AUA report and update no. 4: Monday, April 27, 2009

The American Urological Association (AUA) has issued new guidance on the use of PSA testing in the early detection of prostate cancer.

“Many men do not need yearly screening,” but each man’s risk should be individually assessed, said Dr. Peter Carroll, who led the panel that has just rewritten the AUA guidelines. They are being issued this morning. We have not yet seen the actual guidance document.

The AUA’s new guidance says that men should be offered a baseline PSA test at age 40, and follow-ups at intervals based on each man’s situation. A high PSA at age 40 greatly predicts a risk of prostate cancer, said Carroll. This guidance brings the AUA closer to agreement with other guidelines since it clearly implies the importance of discussion between a patient and his doctor.

Doing a baseline test “makes a lot of sense to me,” said Dr. Eric Klein, prostate cancer chief at the Cleveland Clinic.

There is already controversy over these revised guidelines — which was only to be expected. A scientist at the National Institutes of Health, Dr. Barnett Kramer, is already being quoted as saying that, “There is no proof that a baseline test will save lives” and that “The same issue of harm comes up — overdiagnosis. A baseline PSA, just like regular PSA screening, can lead to the diagnosis of cancers that would not have harmed a man had they not been detected.”

We should note that new studies at the AUA annual meeting do seem to suggest predictive benefits to testing.

Dr. Hans Lilja of Memorial Sloan-Kettering Cancer Center in New York tested stored blood samples from nearly 1,200 Swedish men from the early 1980s and checked cancer registries to see how many later developed or died of prostate cancer.

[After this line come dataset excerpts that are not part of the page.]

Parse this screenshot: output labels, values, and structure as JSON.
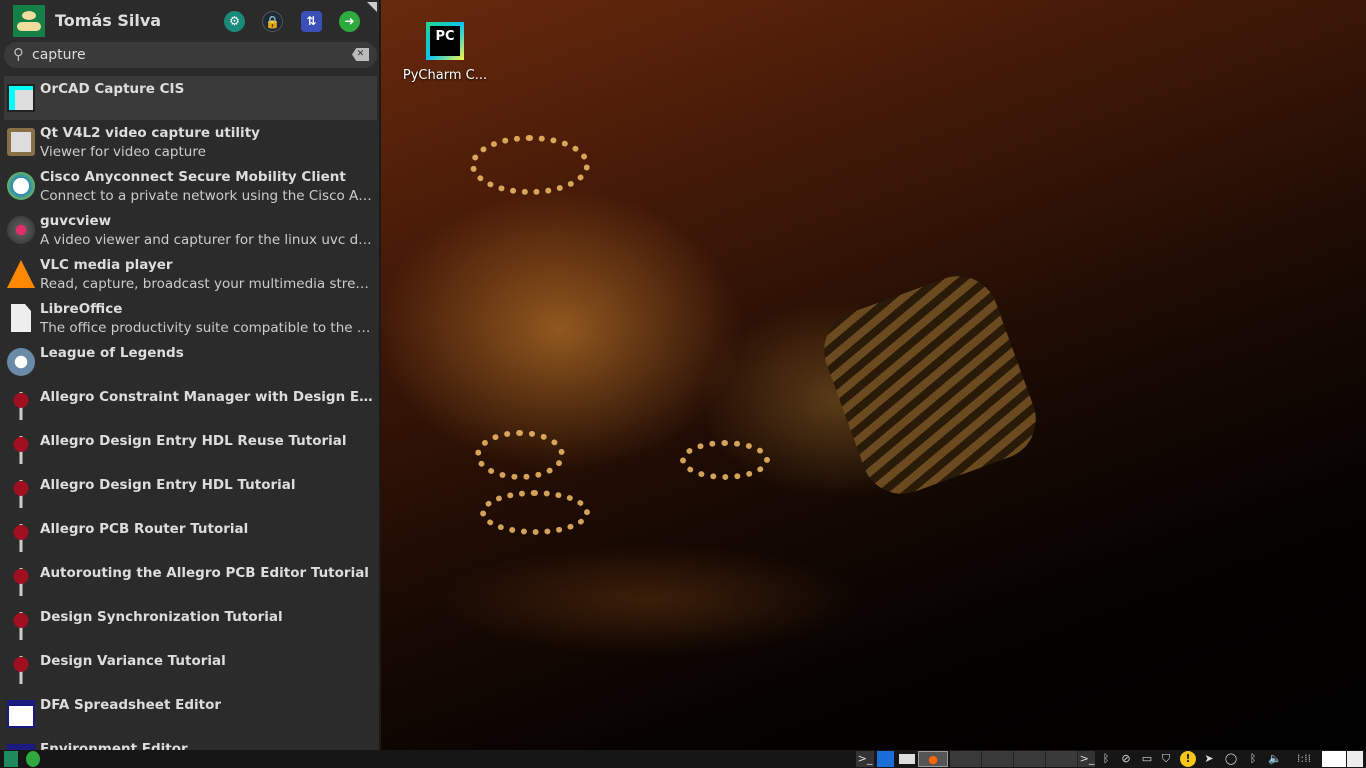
{
  "user": {
    "name": "Tomás Silva"
  },
  "header_buttons": [
    {
      "name": "settings"
    },
    {
      "name": "lock"
    },
    {
      "name": "switch-user"
    },
    {
      "name": "logout"
    }
  ],
  "search": {
    "value": "capture"
  },
  "desktop": {
    "icons": [
      {
        "label": "PyCharm C..."
      }
    ]
  },
  "results": [
    {
      "title": "OrCAD Capture CIS",
      "desc": "",
      "icon": "orcad-icon"
    },
    {
      "title": "Qt V4L2 video capture utility",
      "desc": "Viewer for video capture",
      "icon": "qv4l2-icon"
    },
    {
      "title": "Cisco Anyconnect Secure Mobility Client",
      "desc": "Connect to a private network using the Cisco Anyconnect...",
      "icon": "cisco-icon"
    },
    {
      "title": "guvcview",
      "desc": "A video viewer and capturer for the linux uvc driver",
      "icon": "guvcview-icon"
    },
    {
      "title": "VLC media player",
      "desc": "Read, capture, broadcast your multimedia streams",
      "icon": "vlc-icon"
    },
    {
      "title": "LibreOffice",
      "desc": "The office productivity suite compatible to the open and...",
      "icon": "document-icon"
    },
    {
      "title": "League of Legends",
      "desc": "",
      "icon": "gear-icon"
    },
    {
      "title": "Allegro Constraint Manager with Design Entry HDL",
      "desc": "",
      "icon": "wine-icon"
    },
    {
      "title": "Allegro Design Entry HDL Reuse Tutorial",
      "desc": "",
      "icon": "wine-icon"
    },
    {
      "title": "Allegro Design Entry HDL Tutorial",
      "desc": "",
      "icon": "wine-icon"
    },
    {
      "title": "Allegro PCB Router Tutorial",
      "desc": "",
      "icon": "wine-icon"
    },
    {
      "title": "Autorouting the Allegro PCB Editor Tutorial",
      "desc": "",
      "icon": "wine-icon"
    },
    {
      "title": "Design Synchronization Tutorial",
      "desc": "",
      "icon": "wine-icon"
    },
    {
      "title": "Design Variance Tutorial",
      "desc": "",
      "icon": "wine-icon"
    },
    {
      "title": "DFA Spreadsheet Editor",
      "desc": "",
      "icon": "dfa-icon"
    },
    {
      "title": "Environment Editor",
      "desc": "",
      "icon": "dfa-icon"
    }
  ],
  "taskbar": {
    "terminal": ">_",
    "tray_terminal": ">_",
    "notice": "!"
  }
}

If the men’s PSA level was 1 or less at age 60, the risk of dying of prostate cancer by age 85 was very low — less than 1 percent — even if men had the disease for many years. About 90 percent of cancer deaths occurred in men whose PSAs at age 60 were in the top 25 percent of the group.

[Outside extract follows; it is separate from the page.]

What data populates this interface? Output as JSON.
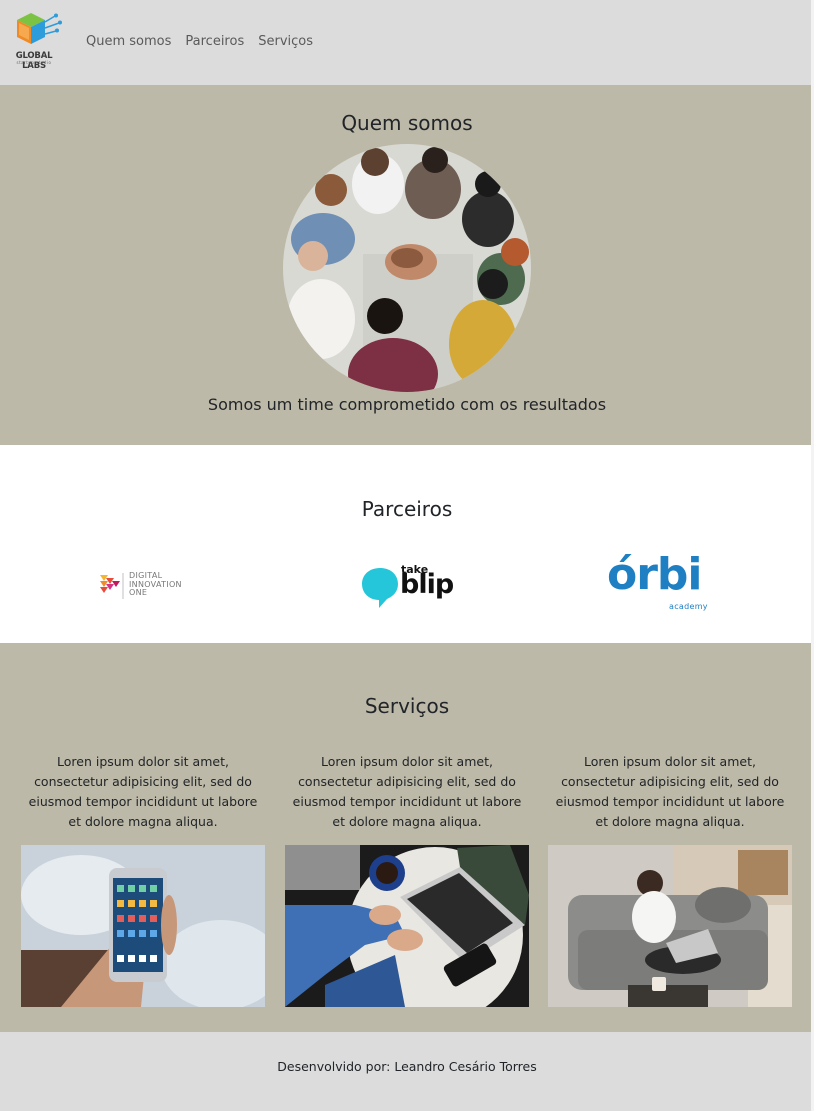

In a different study, Dr. E. David Crawford of the University of Colorado Health Sciences Center studied 29,000 men from the PLCO screening study reported last month. Only about 1 percent of those whose initial PSA level was < 1 ng/ml saw their scores rise above 4 ng/ml in the next 5 years. Those with higher baseline scores had a much greater chance of that happening.

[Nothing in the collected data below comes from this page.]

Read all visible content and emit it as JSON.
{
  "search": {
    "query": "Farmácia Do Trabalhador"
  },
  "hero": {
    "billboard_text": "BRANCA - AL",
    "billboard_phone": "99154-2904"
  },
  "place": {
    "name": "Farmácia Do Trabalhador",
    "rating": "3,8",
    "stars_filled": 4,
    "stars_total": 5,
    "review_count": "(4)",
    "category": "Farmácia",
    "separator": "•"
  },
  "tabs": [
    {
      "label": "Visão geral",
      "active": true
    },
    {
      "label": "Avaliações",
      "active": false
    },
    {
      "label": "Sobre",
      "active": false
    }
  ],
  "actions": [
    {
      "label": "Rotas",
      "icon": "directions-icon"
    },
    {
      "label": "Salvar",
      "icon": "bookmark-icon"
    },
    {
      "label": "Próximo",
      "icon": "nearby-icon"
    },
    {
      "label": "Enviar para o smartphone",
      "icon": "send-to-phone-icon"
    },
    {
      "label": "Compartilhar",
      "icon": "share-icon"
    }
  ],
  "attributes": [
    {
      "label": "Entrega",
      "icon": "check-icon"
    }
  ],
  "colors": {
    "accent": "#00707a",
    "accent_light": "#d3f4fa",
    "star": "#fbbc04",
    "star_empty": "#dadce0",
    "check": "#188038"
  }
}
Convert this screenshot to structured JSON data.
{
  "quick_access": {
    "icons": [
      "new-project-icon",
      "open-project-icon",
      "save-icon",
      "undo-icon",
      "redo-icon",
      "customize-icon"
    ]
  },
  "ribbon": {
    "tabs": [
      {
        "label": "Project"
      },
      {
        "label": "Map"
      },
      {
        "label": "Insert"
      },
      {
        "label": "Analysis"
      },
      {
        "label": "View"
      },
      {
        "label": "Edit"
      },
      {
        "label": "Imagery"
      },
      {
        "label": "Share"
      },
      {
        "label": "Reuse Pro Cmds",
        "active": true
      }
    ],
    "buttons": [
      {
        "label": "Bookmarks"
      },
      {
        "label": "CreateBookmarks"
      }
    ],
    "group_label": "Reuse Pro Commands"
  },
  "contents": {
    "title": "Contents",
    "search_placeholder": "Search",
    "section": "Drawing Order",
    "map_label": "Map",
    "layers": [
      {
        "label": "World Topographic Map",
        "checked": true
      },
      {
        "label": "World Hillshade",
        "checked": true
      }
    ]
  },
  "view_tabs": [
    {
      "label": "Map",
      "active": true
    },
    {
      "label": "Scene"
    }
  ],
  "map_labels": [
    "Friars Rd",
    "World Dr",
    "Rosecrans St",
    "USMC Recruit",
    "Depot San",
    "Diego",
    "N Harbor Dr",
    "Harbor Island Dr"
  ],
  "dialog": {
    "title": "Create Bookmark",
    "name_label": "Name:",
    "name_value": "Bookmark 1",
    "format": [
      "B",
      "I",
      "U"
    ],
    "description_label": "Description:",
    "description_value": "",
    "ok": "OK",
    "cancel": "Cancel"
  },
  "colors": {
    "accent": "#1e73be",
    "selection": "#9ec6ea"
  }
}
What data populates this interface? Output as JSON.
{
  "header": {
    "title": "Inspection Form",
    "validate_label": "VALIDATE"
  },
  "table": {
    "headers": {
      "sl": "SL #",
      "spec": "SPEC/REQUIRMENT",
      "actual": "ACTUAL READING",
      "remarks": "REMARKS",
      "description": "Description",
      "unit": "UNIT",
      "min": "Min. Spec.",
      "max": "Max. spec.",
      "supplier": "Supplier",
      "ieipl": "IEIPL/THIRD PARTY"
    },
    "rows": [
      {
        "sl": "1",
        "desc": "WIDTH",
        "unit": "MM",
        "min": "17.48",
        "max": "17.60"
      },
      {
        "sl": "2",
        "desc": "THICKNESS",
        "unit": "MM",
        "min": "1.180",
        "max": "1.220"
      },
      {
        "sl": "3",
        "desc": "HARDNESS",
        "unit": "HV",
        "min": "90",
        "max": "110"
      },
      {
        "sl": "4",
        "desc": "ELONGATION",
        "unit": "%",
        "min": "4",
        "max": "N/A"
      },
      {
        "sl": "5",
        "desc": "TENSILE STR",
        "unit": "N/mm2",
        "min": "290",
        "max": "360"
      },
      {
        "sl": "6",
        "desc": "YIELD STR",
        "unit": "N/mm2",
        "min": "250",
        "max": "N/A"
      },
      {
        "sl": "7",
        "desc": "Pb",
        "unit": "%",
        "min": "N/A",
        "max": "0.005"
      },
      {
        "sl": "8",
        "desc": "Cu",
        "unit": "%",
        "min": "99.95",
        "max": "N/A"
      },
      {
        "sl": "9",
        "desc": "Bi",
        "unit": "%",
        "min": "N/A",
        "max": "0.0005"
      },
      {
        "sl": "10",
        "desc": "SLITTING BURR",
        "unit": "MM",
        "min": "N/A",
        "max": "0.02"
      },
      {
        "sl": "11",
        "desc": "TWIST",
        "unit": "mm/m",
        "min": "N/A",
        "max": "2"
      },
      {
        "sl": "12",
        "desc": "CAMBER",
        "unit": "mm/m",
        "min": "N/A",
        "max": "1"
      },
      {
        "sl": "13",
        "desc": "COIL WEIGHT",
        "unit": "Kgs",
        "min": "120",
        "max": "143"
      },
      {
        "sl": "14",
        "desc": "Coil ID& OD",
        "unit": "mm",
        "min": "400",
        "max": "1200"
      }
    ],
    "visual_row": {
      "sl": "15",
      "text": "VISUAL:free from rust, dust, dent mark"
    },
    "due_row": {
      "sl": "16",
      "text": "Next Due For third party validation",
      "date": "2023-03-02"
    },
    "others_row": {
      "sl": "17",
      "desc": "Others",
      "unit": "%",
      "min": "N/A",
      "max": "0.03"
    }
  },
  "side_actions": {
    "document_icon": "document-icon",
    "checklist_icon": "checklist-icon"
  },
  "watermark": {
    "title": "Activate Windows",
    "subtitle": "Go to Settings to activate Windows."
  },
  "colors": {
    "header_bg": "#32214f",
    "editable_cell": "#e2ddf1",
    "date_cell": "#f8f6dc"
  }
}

Dr. Otis Brawley, the American Cancer Society’s chief medical officer, believes there is still some value to PSA testing, but added: “I am very concerned that the urology community and the American public may think there’s more value in PSA than there actually is.”

One Response

  1. Good to see the rewrite! The truth is coming out: there is no clear path at any point — screening to treatment — for prostate cancer.

    It’s not just PSA screening — nothing is reliable: conventional 12-needle biopsy and treatment options as well.

    Men deserve to be told BEFORE they are given a PSA test — if they should so choose. Unless we are given the opportunity to make informed choices, we are no better than lab rats led into the maze by very selective information.